Smith graduated from the University of Pennsylvania in 1833.

He married Mary Rose (b. 1822?- ), a daughter of Robert C. Grier (1794-1870), who served as a justice of the United States Supreme Court from 1846 to 1870.

On January 4, 1837, he was admitted to the Philadelphia Bar, one of 15 that year.

In 1838, he was assistant treasurer of the Philadelphia, Wilmington, and Baltimore Railroad, which, along with three other railroads, built the first rail link from Philadelphia to Baltimore. His service as an early railroad executive is noted on the 1839 Newkirk Viaduct Monument.

In 1841, he purchased Printz Island, toward the eastern end of Little Tinicum Island in the Delaware River.

He was a member of both the Academy of Natural Sciences of Philadelphia and the American Philosophical Society.
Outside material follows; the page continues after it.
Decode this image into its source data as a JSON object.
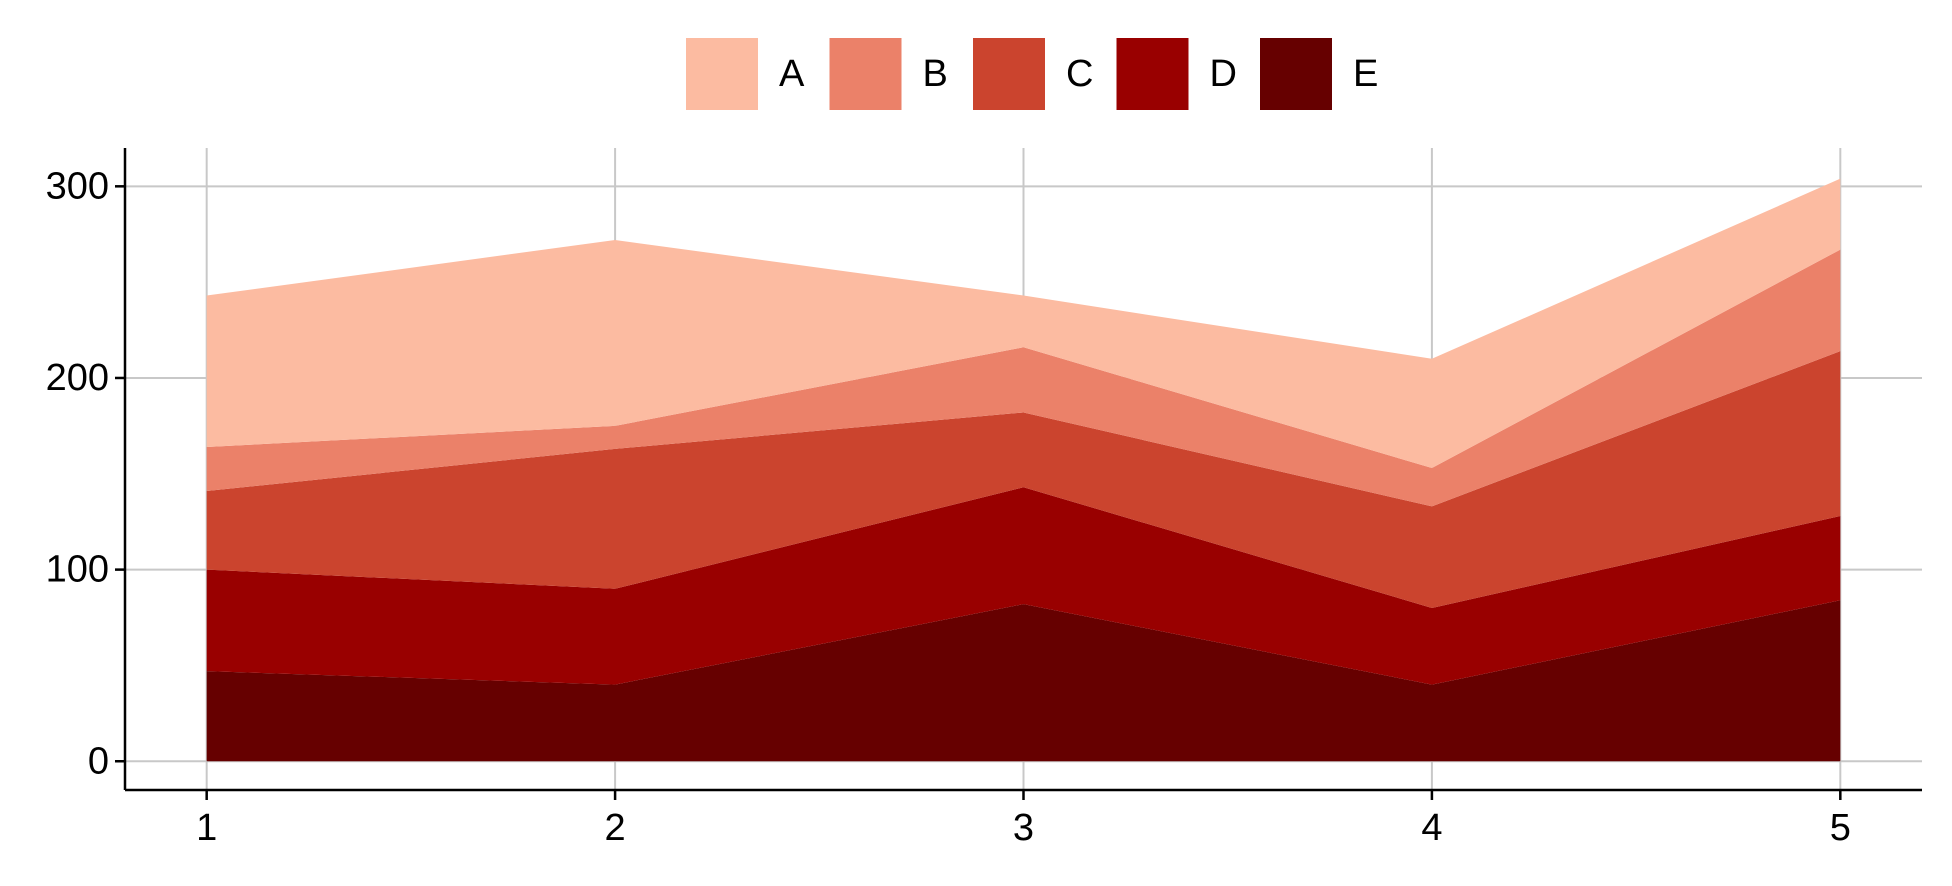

In 1867, Smith published "On the colonies of plants observed near Philadelphia", the first of several scientific papers about the plants — often introduced from foreign lands — found on ballast heaps in the ports and wharves of New Jersey, New York, and Pennsylvania.

On April 5, 1869, he was appointed U.S. District Attorney for the Eastern District of Pennsylvania.

In 1876, he published a revised edition of "The Campaign Against Quebec," a history of the Revolutionary War campaign of 1775 by his grandfather, John Joseph Henry.

He was a member of the Union League of Philadelphia at least from 1876-78.